新発見
外部モニターに映るのは濁ったような黒、光のない黒だ。船の計器はひたすら深度を増していくだけで変化はない。
ミュートさんは装甲越しの世界に集中しているのか、モニターを注視している。
スクリューが回る音の中、かすかに水をかいたような音が響いた。
なんだ? 泳ぐ音?
デバイスを動かし、外を照らすライトを動かす――が、周囲は漆黒だけ。
気のせい? それとも思い込み??
もう一度聴力を頼りにじっと見つめる。
モニターの深度は徐々に深くなり、重圧も強くなる。
「!」
おもわず背筋がぴんと伸びた。
ソナーに反応はないが、たしかに音がした。スクリューとは異なる水中を滑るような音。気のせいかもしれない。でもなぜか、その音に呼ばれている気がした。
「ミュートさん。右90度くらい旋回して、そのまま深く潜ってください」
「何か見つけたか?」
「わからないです。でも、近くに何かいるみたいなんです。あとを追ってみます」
「好きにしろ。俺は一介の運転手だからな」
そんなに気取ったセリフを言っても響かないぞ。内心は興奮しているんでしょ。
照明を動かしながら音の方を探る。だけど水の影響で光が屈折し正体がつかめない。
不意に底から巨大な珊瑚のような影が現れる。
地底の山のように見えたが、それにしては細い。影は縦に長く、細かい線が左右にいくつも伸びている。なんだろう、これは。
「ツクモ、周囲を見回るぞ」
「お願いします」
ミュートさんも気になったのか、細長い影に触れないよう微速で周囲を遊泳する。
龍の巣なのだろうか。
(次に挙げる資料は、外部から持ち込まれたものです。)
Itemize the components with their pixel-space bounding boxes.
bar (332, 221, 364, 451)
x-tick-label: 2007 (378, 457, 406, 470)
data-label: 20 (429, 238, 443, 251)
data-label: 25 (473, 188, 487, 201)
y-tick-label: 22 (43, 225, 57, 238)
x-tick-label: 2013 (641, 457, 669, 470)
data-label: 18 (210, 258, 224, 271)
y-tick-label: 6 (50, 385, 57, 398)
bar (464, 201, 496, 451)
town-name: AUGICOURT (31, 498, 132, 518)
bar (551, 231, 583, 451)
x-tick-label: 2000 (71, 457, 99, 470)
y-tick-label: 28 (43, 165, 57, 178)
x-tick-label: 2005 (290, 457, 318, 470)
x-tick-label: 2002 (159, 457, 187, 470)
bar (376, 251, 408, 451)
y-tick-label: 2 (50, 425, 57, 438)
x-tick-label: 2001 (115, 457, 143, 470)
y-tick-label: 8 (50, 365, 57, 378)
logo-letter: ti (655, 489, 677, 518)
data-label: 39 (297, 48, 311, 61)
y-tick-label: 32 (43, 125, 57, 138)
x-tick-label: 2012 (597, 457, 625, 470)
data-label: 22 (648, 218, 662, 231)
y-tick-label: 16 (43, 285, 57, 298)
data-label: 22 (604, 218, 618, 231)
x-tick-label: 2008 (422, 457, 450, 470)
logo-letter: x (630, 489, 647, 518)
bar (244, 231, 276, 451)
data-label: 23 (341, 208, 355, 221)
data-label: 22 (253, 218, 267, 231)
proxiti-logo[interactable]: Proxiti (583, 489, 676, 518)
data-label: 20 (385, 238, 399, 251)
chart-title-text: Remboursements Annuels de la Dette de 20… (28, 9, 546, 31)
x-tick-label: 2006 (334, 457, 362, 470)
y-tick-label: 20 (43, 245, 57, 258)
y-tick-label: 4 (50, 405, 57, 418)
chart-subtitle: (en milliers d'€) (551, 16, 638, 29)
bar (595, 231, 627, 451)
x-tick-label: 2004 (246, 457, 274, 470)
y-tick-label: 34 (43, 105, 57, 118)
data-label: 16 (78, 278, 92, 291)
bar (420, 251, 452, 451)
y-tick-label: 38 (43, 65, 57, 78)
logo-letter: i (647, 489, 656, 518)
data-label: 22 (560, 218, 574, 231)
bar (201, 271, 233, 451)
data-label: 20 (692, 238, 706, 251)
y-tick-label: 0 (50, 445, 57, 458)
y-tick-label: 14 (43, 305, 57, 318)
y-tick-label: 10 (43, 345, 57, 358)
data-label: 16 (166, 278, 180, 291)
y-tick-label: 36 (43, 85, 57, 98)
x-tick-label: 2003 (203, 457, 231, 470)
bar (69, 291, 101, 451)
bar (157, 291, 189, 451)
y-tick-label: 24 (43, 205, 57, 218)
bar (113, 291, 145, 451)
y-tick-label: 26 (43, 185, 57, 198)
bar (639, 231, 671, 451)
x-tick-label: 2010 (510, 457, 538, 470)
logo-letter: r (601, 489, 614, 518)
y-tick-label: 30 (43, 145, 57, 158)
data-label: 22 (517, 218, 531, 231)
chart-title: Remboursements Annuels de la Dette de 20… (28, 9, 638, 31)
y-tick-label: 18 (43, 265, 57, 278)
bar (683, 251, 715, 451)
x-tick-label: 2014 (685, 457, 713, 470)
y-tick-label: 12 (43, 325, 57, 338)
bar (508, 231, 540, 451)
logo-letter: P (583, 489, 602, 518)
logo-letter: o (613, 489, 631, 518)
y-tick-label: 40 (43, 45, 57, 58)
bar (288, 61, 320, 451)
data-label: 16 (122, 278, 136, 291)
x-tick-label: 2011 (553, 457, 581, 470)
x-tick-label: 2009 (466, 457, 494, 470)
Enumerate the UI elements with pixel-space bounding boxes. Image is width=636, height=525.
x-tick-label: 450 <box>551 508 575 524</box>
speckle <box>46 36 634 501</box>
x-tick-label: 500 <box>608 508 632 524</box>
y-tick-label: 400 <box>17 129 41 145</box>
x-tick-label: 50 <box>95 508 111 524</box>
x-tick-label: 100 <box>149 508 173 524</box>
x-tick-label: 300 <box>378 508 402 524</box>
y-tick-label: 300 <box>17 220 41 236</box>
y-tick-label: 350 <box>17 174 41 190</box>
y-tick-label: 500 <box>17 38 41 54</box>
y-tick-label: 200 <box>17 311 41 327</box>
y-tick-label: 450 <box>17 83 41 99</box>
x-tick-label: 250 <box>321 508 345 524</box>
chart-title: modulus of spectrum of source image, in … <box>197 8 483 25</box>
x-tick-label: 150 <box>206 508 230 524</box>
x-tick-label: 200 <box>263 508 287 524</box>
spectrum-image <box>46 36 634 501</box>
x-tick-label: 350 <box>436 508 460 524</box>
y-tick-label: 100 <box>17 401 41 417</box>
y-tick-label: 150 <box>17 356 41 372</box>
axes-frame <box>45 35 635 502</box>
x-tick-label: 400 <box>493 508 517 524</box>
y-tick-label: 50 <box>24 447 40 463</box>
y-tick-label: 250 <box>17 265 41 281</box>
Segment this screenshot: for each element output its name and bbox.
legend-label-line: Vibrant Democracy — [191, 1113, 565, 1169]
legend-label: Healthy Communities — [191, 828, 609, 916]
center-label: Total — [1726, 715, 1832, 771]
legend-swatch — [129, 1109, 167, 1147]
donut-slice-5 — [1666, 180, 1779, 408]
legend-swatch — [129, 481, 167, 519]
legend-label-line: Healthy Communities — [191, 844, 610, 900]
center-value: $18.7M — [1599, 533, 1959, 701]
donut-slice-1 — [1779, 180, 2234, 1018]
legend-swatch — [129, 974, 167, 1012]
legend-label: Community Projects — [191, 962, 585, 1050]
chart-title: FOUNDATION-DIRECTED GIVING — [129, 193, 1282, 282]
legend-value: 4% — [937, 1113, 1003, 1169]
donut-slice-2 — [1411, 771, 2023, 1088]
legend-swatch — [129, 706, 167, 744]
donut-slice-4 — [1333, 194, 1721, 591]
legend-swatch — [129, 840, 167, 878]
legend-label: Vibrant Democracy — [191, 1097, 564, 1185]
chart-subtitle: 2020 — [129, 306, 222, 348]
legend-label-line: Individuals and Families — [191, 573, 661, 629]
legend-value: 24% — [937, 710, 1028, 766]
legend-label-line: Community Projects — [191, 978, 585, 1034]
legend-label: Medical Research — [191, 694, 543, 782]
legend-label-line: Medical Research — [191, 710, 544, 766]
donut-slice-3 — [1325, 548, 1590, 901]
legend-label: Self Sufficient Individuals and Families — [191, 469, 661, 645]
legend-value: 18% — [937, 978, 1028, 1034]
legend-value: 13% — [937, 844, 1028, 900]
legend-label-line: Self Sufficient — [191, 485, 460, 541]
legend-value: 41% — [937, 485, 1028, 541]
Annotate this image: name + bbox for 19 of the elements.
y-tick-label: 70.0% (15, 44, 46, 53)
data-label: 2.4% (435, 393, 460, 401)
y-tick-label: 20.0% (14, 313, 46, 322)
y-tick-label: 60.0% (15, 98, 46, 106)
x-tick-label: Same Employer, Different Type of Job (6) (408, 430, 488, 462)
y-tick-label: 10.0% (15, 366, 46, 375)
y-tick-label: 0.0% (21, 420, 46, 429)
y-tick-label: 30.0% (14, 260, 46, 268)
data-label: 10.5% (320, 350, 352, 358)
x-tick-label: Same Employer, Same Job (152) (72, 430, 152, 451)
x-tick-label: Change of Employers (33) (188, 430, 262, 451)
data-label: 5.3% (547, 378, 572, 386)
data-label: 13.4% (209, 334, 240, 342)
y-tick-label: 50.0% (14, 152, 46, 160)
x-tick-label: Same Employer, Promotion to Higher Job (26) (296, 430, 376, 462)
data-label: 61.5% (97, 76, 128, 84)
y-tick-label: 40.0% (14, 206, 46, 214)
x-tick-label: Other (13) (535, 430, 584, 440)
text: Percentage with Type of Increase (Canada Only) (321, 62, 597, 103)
いや、それにしては不自然すぎる。
「おい見てみろ……半壊したドーム跡がある」
ミュートさんがモニターを拡大すると、影がいなくなった場所の先に、半円状の傘みたいなものが映った。
「え? え? これは――」
「あれは天井防壁の一種だ。だとすれば、この星の地底には文明があったと推測できる」
「嘘……」
驚きより戸惑いを先におぼえた。私はこの星で生物を探しにきたはずなんだが。
「もしかしたら設備が生きているかもしれない。水中都市ならどこかに出入口があるはずだ。このまま探すぞ」
「わかりました」
生命の存在は怪しくなったが、人工物はたしかに気になる。何かヒントがあるかもしれないし。
「あれ!」
細長い影から少し離れた場所に丸くくりぬかれた大穴があった。自然にできたというより、誰かが手をくわえた可能性が高い。ミュートさんは船を動かしてその穴の奥へ進む。何もない地の底まで来ると、今度は巨大なドリルを回し始めた。
「どうするんですか!」
「もし都市とつながっていれば、どこかで空洞になっているはずだ。地中から上に進めば内部に入れるかもしれない」
「わかりました」
ブラックホール圏を調査した人だ。ミュートさんに託そう。